I looked at the frog. It was calmly breathing. I sighed. Well, here goes nothing.



Every part of my body wanted to yell like a girl as I picked it up. It was small and a bit slimly. The fascinating thing about it was that it didn’t freak out like I was. It didn’t try hopping out of the box either when I put the lid on it.



“That was easy.”



“Dude. You freaked out for nothin’.”



“Shut up! I’ll be there in a few.” I hung up on him and headed for the car.



“Here.” I said, giving Marcy the box once I got in the car. “Happy?”



“Yes. Thank you!” She was bouncing up and down. At least she would shut up now.



“Let’s go home.”



We were a five minutes down the road when we got stopped by a police officer. He was standing on the road, directing traffic.



“Hello, officer.” I said as I rolled down the window. “Is there a problem?”



His face was grim behind his sunglasses. “Yeah. There was a huge pile up a couple of minutes ago. All of the drivers are dead. You should count your blessings, son. If you were here any earlier, you and your sister would have been killed.”
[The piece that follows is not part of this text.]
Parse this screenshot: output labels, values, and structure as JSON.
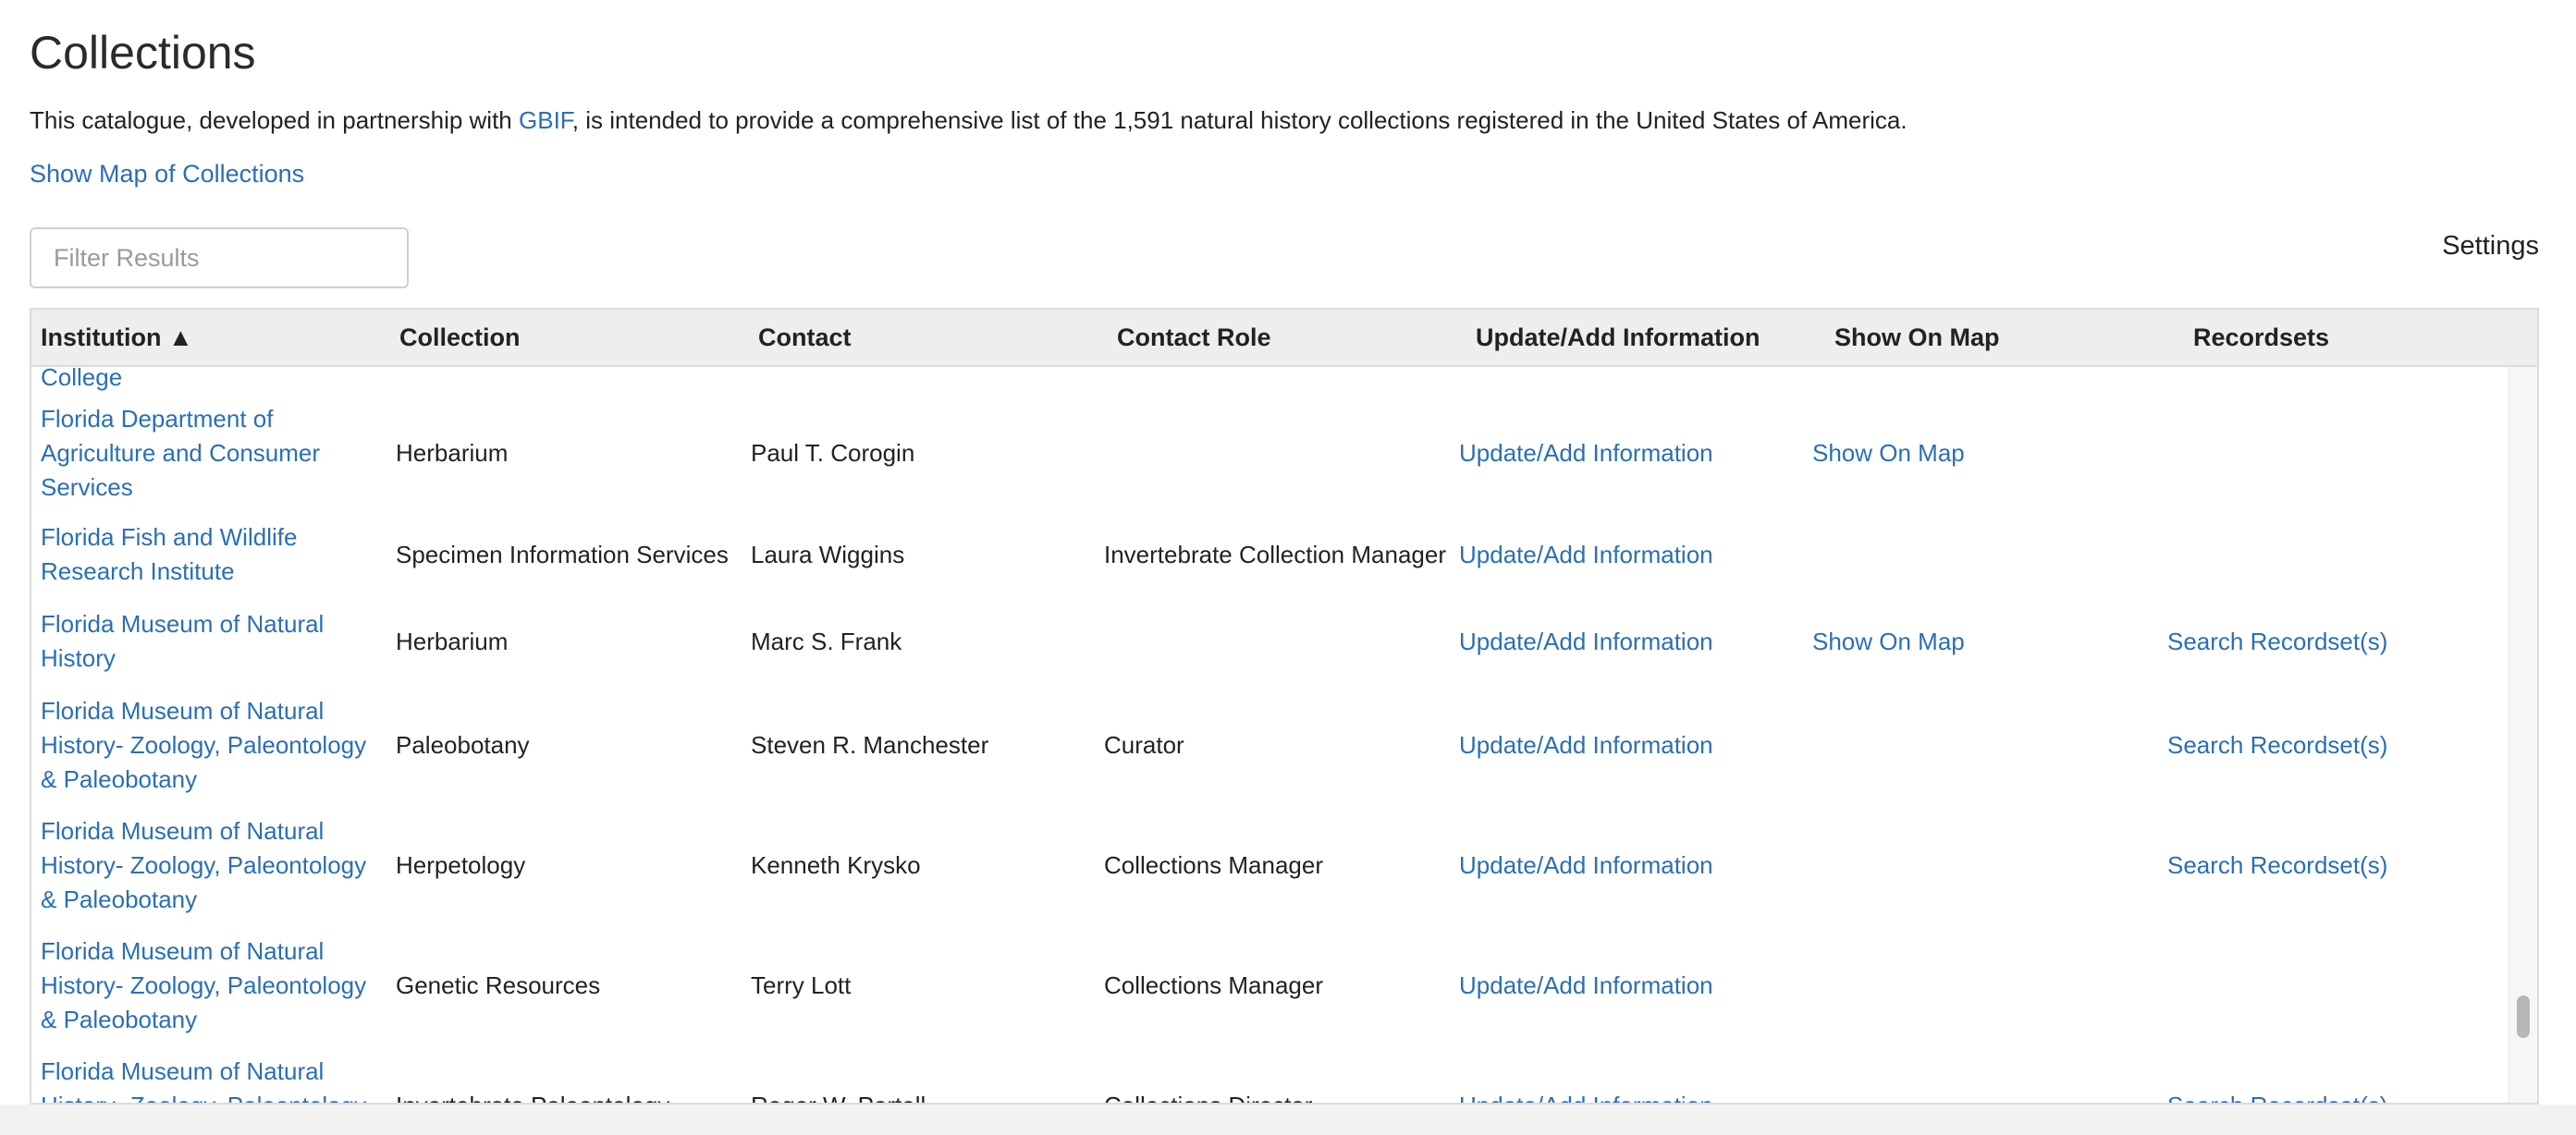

He looked at the back. “What is that you got there, sweetheart?”



“My pet frog. I’m naming him Mr. Froggy!”



“That’s a lovely name. Did you just buy him?”



“No. We found him just now on the road. We saved him.”
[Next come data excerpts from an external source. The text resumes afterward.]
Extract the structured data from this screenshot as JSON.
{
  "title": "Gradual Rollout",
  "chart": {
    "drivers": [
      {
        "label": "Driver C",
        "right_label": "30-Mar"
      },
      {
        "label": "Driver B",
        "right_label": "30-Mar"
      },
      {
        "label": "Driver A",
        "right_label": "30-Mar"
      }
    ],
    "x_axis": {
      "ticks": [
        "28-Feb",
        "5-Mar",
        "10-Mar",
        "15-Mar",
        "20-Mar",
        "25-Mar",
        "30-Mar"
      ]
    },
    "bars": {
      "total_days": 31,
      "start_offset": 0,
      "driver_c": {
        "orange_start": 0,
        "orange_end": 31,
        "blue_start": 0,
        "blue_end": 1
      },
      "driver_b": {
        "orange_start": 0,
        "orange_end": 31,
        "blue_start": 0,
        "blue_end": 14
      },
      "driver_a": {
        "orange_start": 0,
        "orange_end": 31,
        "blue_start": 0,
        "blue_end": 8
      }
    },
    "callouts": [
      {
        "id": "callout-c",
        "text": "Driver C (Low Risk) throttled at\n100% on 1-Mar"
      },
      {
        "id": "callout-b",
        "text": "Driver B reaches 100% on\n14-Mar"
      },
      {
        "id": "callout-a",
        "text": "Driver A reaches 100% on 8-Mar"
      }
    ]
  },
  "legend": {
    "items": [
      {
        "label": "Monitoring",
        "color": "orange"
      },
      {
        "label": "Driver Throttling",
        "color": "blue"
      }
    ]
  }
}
“Well. How nice of you. Drive safely, you two.”



“Bye!” Marcy called out.



We drove around the accident. The man wasn’t joking. It was a three car pileup and one was on fire. A couple of firefighters were working on containing it.



I was never religious or superstitious. I also don’t know whether this was a coincidence or a miracle, but what I do know is that I’ll never forget the day I met Mr. Froggy. The day a frog saved our lives.